8) The following positions in the amino acid sequence described in SEQ ID NO: 1, 18, 21, 25, 31, 43, 60, 75, 79, 93, 104, 107, 125, 142, 145, 148, 155, 156, 159, 164, 183, 198, 203, 210, 216, 222, 223, 224, 242, 246, 247, 257, 266, 267, 276, or 292 at least one amino acid residue A gene in which the corresponding site in the nucleotide sequence set forth in SEQ ID NO: 2 has been changed so that it encodes a lipase whose group has been replaced with another amino acid residue.

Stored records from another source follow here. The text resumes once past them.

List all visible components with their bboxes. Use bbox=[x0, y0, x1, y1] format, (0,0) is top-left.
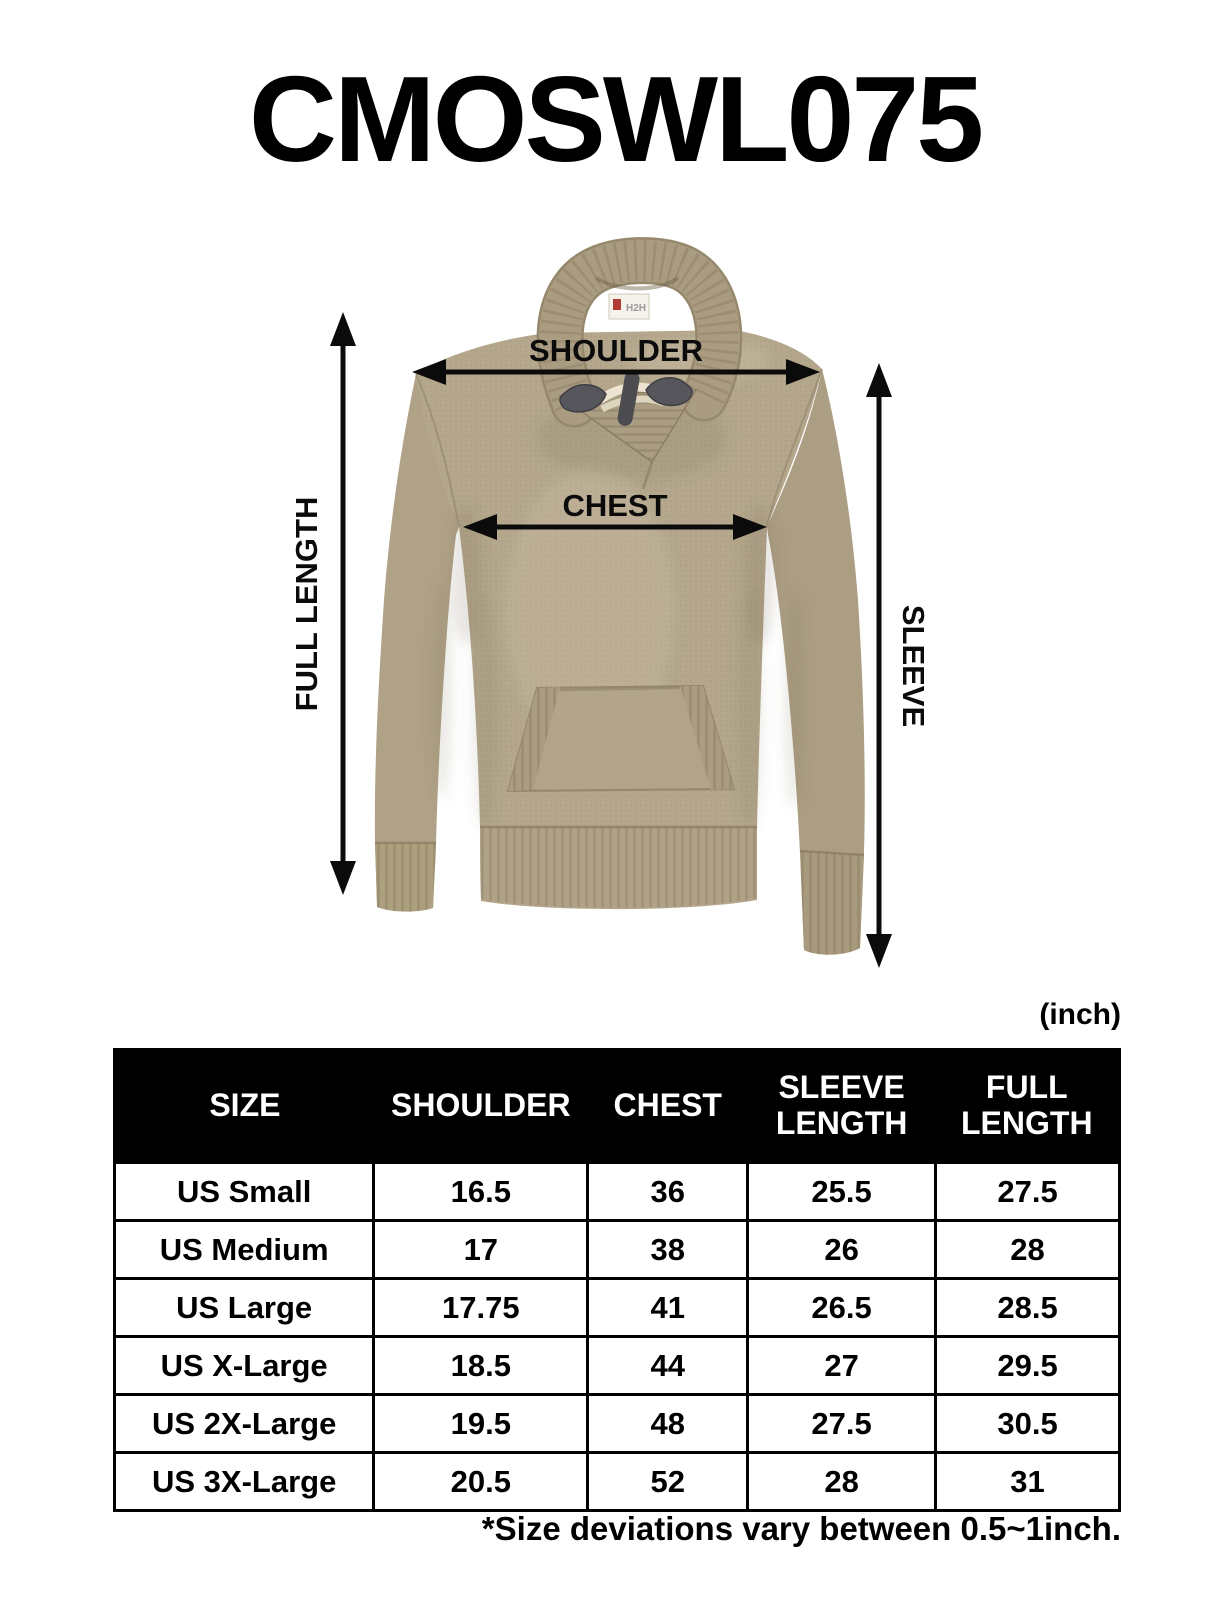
sweater-measurement-diagram: H2H bbox=[289, 237, 931, 968]
measurement-cell: 52 bbox=[586, 1451, 750, 1512]
size-table-header-row: SIZE SHOULDER CHEST SLEEVE LENGTH FULL LENGT… bbox=[114, 1049, 1120, 1163]
measurement-cell: 16.5 bbox=[372, 1161, 590, 1222]
toggle-pin bbox=[617, 371, 640, 426]
brand-tag: H2H bbox=[608, 293, 650, 320]
chest-arrow bbox=[463, 514, 767, 540]
sleeve-arrow bbox=[866, 363, 892, 968]
column-header: SIZE bbox=[114, 1049, 374, 1163]
measurement-cell: 26 bbox=[746, 1219, 938, 1280]
measurement-cell: 18.5 bbox=[372, 1335, 590, 1396]
sweater-illustration: H2H bbox=[374, 237, 865, 955]
neck-opening-shadow bbox=[594, 276, 680, 291]
product-code-title: CMOSWL075 bbox=[248, 51, 984, 187]
toggle-closure bbox=[559, 371, 693, 426]
hem-band bbox=[480, 825, 757, 908]
size-cell: US Small bbox=[112, 1161, 376, 1222]
column-header: FULL LENGTH bbox=[935, 1049, 1120, 1163]
brand-tag-text: H2H bbox=[626, 303, 646, 314]
measurement-cell: 17 bbox=[372, 1219, 590, 1280]
size-cell: US Medium bbox=[112, 1219, 376, 1280]
table-row: US Small 16.5 36 25.5 27.5 bbox=[112, 1161, 1121, 1222]
size-cell: US Large bbox=[112, 1277, 376, 1338]
right-shoulder-seam bbox=[766, 368, 823, 528]
measurement-cell: 36 bbox=[586, 1161, 750, 1222]
full-length-arrow bbox=[330, 312, 356, 895]
measurement-cell: 41 bbox=[586, 1277, 750, 1338]
table-row: US Medium 17 38 26 28 bbox=[112, 1219, 1121, 1280]
measurement-cell: 27.5 bbox=[746, 1393, 938, 1454]
size-footnote: *Size deviations vary between 0.5~1inch. bbox=[481, 1510, 1121, 1547]
measurement-cell: 28 bbox=[746, 1451, 938, 1512]
shawl-collar: H2H bbox=[536, 237, 743, 428]
table-row: US 2X-Large 19.5 48 27.5 30.5 bbox=[112, 1393, 1121, 1454]
measurement-cell: 26.5 bbox=[746, 1277, 938, 1338]
size-cell: US 3X-Large bbox=[112, 1451, 376, 1512]
measurement-cell: 30.5 bbox=[934, 1393, 1121, 1454]
table-row: US 3X-Large 20.5 52 28 31 bbox=[112, 1451, 1121, 1512]
measurement-cell: 29.5 bbox=[934, 1335, 1121, 1396]
measurement-cell: 20.5 bbox=[372, 1451, 590, 1512]
measurement-arrows bbox=[330, 312, 892, 968]
table-row: US X-Large 18.5 44 27 29.5 bbox=[112, 1335, 1121, 1396]
measurement-cell: 48 bbox=[586, 1393, 750, 1454]
left-shoulder-seam bbox=[415, 373, 460, 528]
measurement-cell: 27 bbox=[746, 1335, 938, 1396]
measurement-cell: 28 bbox=[934, 1219, 1121, 1280]
size-cell: US X-Large bbox=[112, 1335, 376, 1396]
shoulder-arrow bbox=[412, 359, 820, 385]
sleeve-label: SLEEVE bbox=[896, 605, 931, 727]
full-length-label: FULL LENGTH bbox=[289, 497, 324, 712]
measurement-cell: 44 bbox=[586, 1335, 750, 1396]
measurement-cell: 27.5 bbox=[934, 1161, 1121, 1222]
column-header: CHEST bbox=[587, 1049, 748, 1163]
measurement-cell: 25.5 bbox=[746, 1161, 938, 1222]
column-header: SHOULDER bbox=[373, 1049, 588, 1163]
size-table: SIZE SHOULDER CHEST SLEEVE LENGTH FULL LENGT… bbox=[112, 1048, 1121, 1512]
shoulder-label: SHOULDER bbox=[529, 333, 703, 368]
table-row: US Large 17.75 41 26.5 28.5 bbox=[112, 1277, 1121, 1338]
measurement-cell: 17.75 bbox=[372, 1277, 590, 1338]
column-header: SLEEVE LENGTH bbox=[747, 1049, 936, 1163]
measurement-cell: 38 bbox=[586, 1219, 750, 1280]
measurement-cell: 19.5 bbox=[372, 1393, 590, 1454]
measurement-cell: 31 bbox=[934, 1451, 1121, 1512]
units-label: (inch) bbox=[1039, 998, 1121, 1031]
right-cuff bbox=[799, 849, 865, 955]
chest-label: CHEST bbox=[562, 488, 667, 523]
size-cell: US 2X-Large bbox=[112, 1393, 376, 1454]
left-cuff bbox=[375, 841, 436, 912]
kangaroo-pocket bbox=[506, 684, 736, 793]
left-toggle-leather bbox=[559, 384, 607, 413]
right-sleeve bbox=[767, 369, 865, 955]
right-toggle-leather bbox=[645, 377, 693, 407]
measurement-cell: 28.5 bbox=[934, 1277, 1121, 1338]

9) Substitution of the following amino acid residue in the amino acid sequence described in SEQ ID NO: 1: Glyl8Ala; Met21Leu; Asp25Leu; Asp25Arg; Asn31Asp A sp60 A sn; A la 60 V a 1; I le 75 Leu; G ly 79 Pro; Th r 93 V al; V a 1104 1 le; V all 07A la; G lyl 25 G ln; I lei 42 Leu; G lyl 45 Ser; Thrl 48 A la; Glyl 55 Ser; Serl 56 Gly; Thrl 59 Gly; Alal 64 Ser; Phel 83 Tyr; Serl 98 Lys; Arg 203 Ser; Thr 210 Ser; Val 216 Phe; Leu 222 A la; Leu 223 Phe; Met 224 Leu; Arg242 Thr; Arg2 46 H is; Me t 247 L eu; Me t 257 L eu; T hr 266 SEQ ID NO: 2 to encode a lipase in which at least one of V a1; Leu267Phe; Asp276Ser; and Gly2992Ser is encoded. 9. The gene according to claim 8, wherein a site corresponding to the described nucleotide sequence is changed.